One July afternoon, Ido arrived within sight of Assa, the Land of Fire’s capital city. He’d traversed a country in ruins, and its people had greeted him as a savior. He was little more than a boy, and all those eager faces, all that gratitude, and the victory, too—all of it went to his head. He felt like a hero, and it was in this exalted mood that he reached the royal palace, already sacked and burned by Moli’s troops. The false king and all his family were gathered in the hall of the royal throne. The sovereign was begging for his life.
Moli listened on in silence, smiling. Then he turned to Ido and handed him his sword. “You do the honors,” he said. Ido stepped forward and impaled him without pity. He’d killed before, but always on the battlefield. It pleased him to take this stranger’s life, pleased him to watch the desperation of his family. That day, Ido became a murderer.

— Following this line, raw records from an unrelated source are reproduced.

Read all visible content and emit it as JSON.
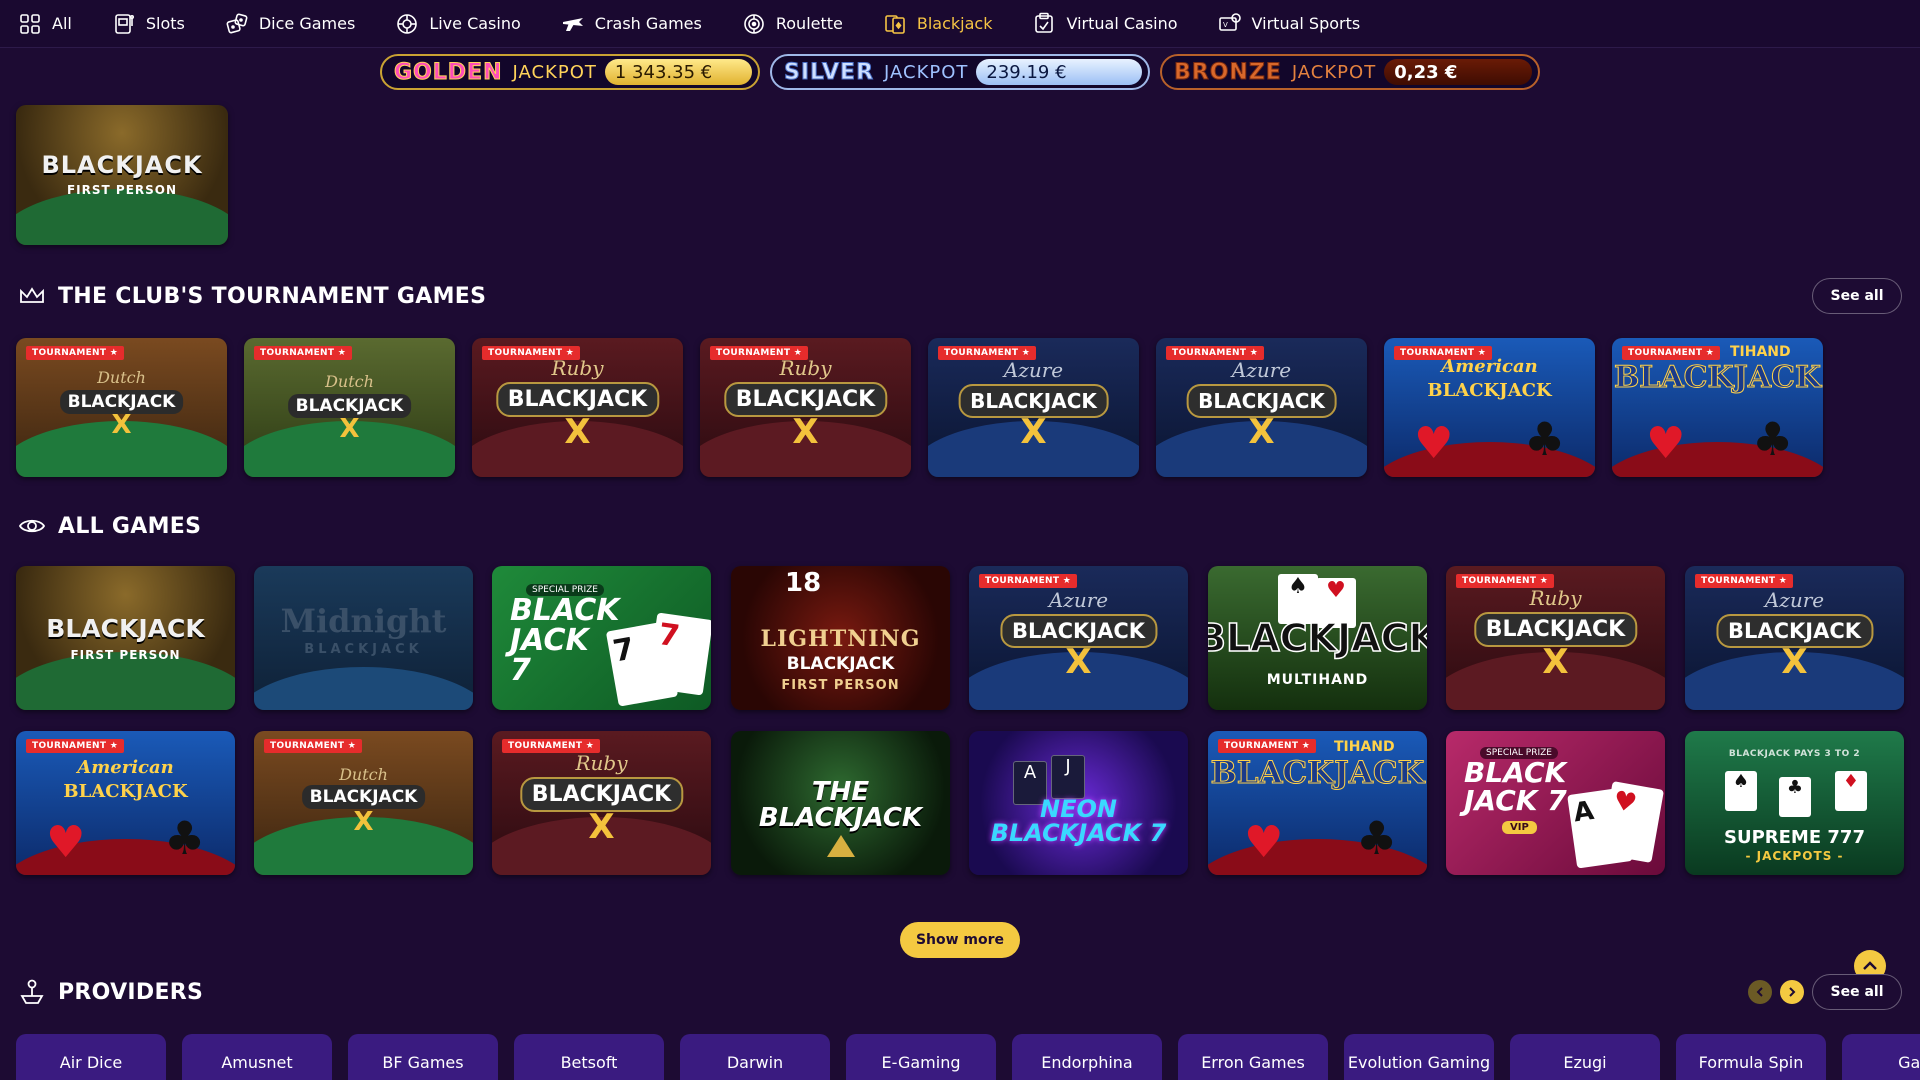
{
  "nav": {
    "items": [
      {
        "label": "All",
        "icon": "grid-icon"
      },
      {
        "label": "Slots",
        "icon": "slot-machine-icon"
      },
      {
        "label": "Dice Games",
        "icon": "dice-icon"
      },
      {
        "label": "Live Casino",
        "icon": "chip-icon"
      },
      {
        "label": "Crash Games",
        "icon": "plane-icon"
      },
      {
        "label": "Roulette",
        "icon": "roulette-icon"
      },
      {
        "label": "Blackjack",
        "icon": "cards-icon"
      },
      {
        "label": "Virtual Casino",
        "icon": "virtual-casino-icon"
      },
      {
        "label": "Virtual Sports",
        "icon": "virtual-sports-icon"
      }
    ],
    "active": "Blackjack",
    "active_color": "#f6c444"
  },
  "jackpots": {
    "golden": {
      "name": "GOLDEN",
      "word": "JACKPOT",
      "amount": "1 343.35 €"
    },
    "silver": {
      "name": "SILVER",
      "word": "JACKPOT",
      "amount": "239.19 €"
    },
    "bronze": {
      "name": "BRONZE",
      "word": "JACKPOT",
      "amount": "0,23 €"
    }
  },
  "featured": {
    "title": "BLACKJACK",
    "subtitle": "FIRST PERSON"
  },
  "tournament": {
    "title": "THE CLUB'S TOURNAMENT GAMES",
    "see_all": "See all",
    "badge": "TOURNAMENT ★",
    "games": [
      {
        "sub": "Dutch",
        "main": "BLACKJACK",
        "mark": "X"
      },
      {
        "sub": "Dutch",
        "main": "BLACKJACK",
        "mark": "X"
      },
      {
        "sub": "Ruby",
        "main": "BLACKJACK",
        "mark": "X"
      },
      {
        "sub": "Ruby",
        "main": "BLACKJACK",
        "mark": "X"
      },
      {
        "sub": "Azure",
        "main": "BLACKJACK",
        "mark": "X"
      },
      {
        "sub": "Azure",
        "main": "BLACKJACK",
        "mark": "X"
      },
      {
        "sub": "American",
        "main": "BLACKJACK",
        "mark": ""
      },
      {
        "sub": "TIHAND",
        "main": "BLACKJACK",
        "mark": ""
      }
    ]
  },
  "all_games": {
    "title": "ALL GAMES",
    "badge": "TOURNAMENT ★",
    "special_badge": "SPECIAL PRIZE",
    "row1": [
      {
        "main": "BLACKJACK",
        "bottom": "FIRST PERSON"
      },
      {
        "main": "Midnight",
        "bottom": "BLACKJACK"
      },
      {
        "main": "BLACK JACK 7",
        "bottom": ""
      },
      {
        "main": "LIGHTNING",
        "sub": "18",
        "mid": "BLACKJACK",
        "bottom": "FIRST PERSON"
      },
      {
        "sub": "Azure",
        "main": "BLACKJACK",
        "mark": "X"
      },
      {
        "main": "BLACKJACK",
        "bottom": "MULTIHAND"
      },
      {
        "sub": "Ruby",
        "main": "BLACKJACK",
        "mark": "X"
      },
      {
        "sub": "Azure",
        "main": "BLACKJACK",
        "mark": "X"
      }
    ],
    "row2": [
      {
        "sub": "American",
        "main": "BLACKJACK"
      },
      {
        "sub": "Dutch",
        "main": "BLACKJACK",
        "mark": "X"
      },
      {
        "sub": "Ruby",
        "main": "BLACKJACK",
        "mark": "X"
      },
      {
        "main": "THE BLACKJACK"
      },
      {
        "main": "NEON BLACKJACK 7"
      },
      {
        "main": "BLACKJACK",
        "sub": "TIHAND"
      },
      {
        "main": "BLACK JACK 7",
        "bottom": "VIP"
      },
      {
        "main": "SUPREME 777",
        "bottom": "- JACKPOTS -",
        "top": "BLACKJACK PAYS 3 TO 2"
      }
    ],
    "show_more": "Show more"
  },
  "providers": {
    "title": "PROVIDERS",
    "see_all": "See all",
    "items": [
      "Air Dice",
      "Amusnet",
      "BF Games",
      "Betsoft",
      "Darwin",
      "E-Gaming",
      "Endorphina",
      "Erron Games",
      "Evolution Gaming",
      "Ezugi",
      "Formula Spin",
      "Gam"
    ]
  }
}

The following months were dedicated to revenge. Moli demanded that all those who’d supported the former king be killed or imprisoned, inaugurating his reign with a bloody display of power. Ido, meanwhile, dedicated himself to life’s finer pleasures. He became a layabout, passing his days at court and his nights making merry with women and drink, detaching himself completely from the outside world. His sole aim in life was to enjoy the crown his father had always promised him. Until the day he was summoned by Moli.
“The Tyrant has asked that you come to him,” his father said gravely.
“And why is that?” Ido challenged him. “I wouldn’t even consider it.”
“You must remember, Ido, we owe him a debt. Your brother’s already with him in the Great Land. You’ll leave this very evening,” Moli commanded, ending the discussion.
Arriving in the Great Land, Ido encountered drastic changes. Where once sat the Council palace, a tower of black crystal was now under construction. The Tyrant was building his Fortress. At the time, it was nothing more than a massive octagonal base, only four floors high, and even then it made for an imposing sight. Its walls gleamed darkly and its high, circular windows seemed like giant sockets in a skull. Surrounding the tower’s several sides were hundreds of slaves, laboring night and day to construct the eight lower walls—the eight arms of the Tyrant’s force that would soon threaten each of the Free Lands.